Ratu terbatuk. Minuman yang sudah setengah jalan tidak tertelan sempurna karena mendengar cerita Neni, membuatnya tersedak.
“Demi apa coba dia ngelakuin itu?” Ratu bertanya setelah batuknya reda.
“Dia taruhan sama teman-temannya. Harusnya sih dia menang. Tapi tadi Mas ganteng sudah menghapus foto itu kan dari ponselnya?”
“Taruhan?” Ratu masih tidak mengerti. Ada ya orang kurang kerjaan kayak gitu.
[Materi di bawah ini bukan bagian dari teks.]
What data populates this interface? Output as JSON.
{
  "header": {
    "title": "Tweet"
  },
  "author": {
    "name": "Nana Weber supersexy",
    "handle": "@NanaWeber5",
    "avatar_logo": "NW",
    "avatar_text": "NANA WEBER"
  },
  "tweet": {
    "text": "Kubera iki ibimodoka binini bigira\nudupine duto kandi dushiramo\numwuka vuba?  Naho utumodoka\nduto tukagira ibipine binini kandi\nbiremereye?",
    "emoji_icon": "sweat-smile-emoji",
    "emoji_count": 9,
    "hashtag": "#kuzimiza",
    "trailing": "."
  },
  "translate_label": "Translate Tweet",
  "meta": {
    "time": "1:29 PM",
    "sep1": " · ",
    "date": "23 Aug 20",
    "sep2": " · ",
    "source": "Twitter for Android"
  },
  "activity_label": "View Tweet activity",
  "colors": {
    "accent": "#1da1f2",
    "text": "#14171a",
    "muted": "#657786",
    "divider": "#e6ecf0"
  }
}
“Iya. Gitu-gitu, Mas Ganteng populer lho di kampus kita. Dia mahasiswa pintar dan anti banget sama cewek. Maksudnya... dia nggak pernah punya hubungan spesial sama cewek. Cuma sekedar kenal karena hubungan organisasi atau teman sekelas. Bisa dibilang dia pasang tembok tinggi biar cewek-cewek nggak deketin dia. Nah jadi banyak yang taruhan buat dapetin perhatian atau sekedar deket sama dia. Mungkin ada kebanggan tersendiri kalau bisa jalan sama dia.”
“Pantesan. Dia garang kayak macan kalau ketemu cewek. Mungkin aja ntar dia nikahnya sama genderuwo.”
“Genderuwo itu cowok tahu.”
“Emang kamu pernah tahu?”
“Hush!”
“Masuk yuk! Bentar lagi kelas dimulai.”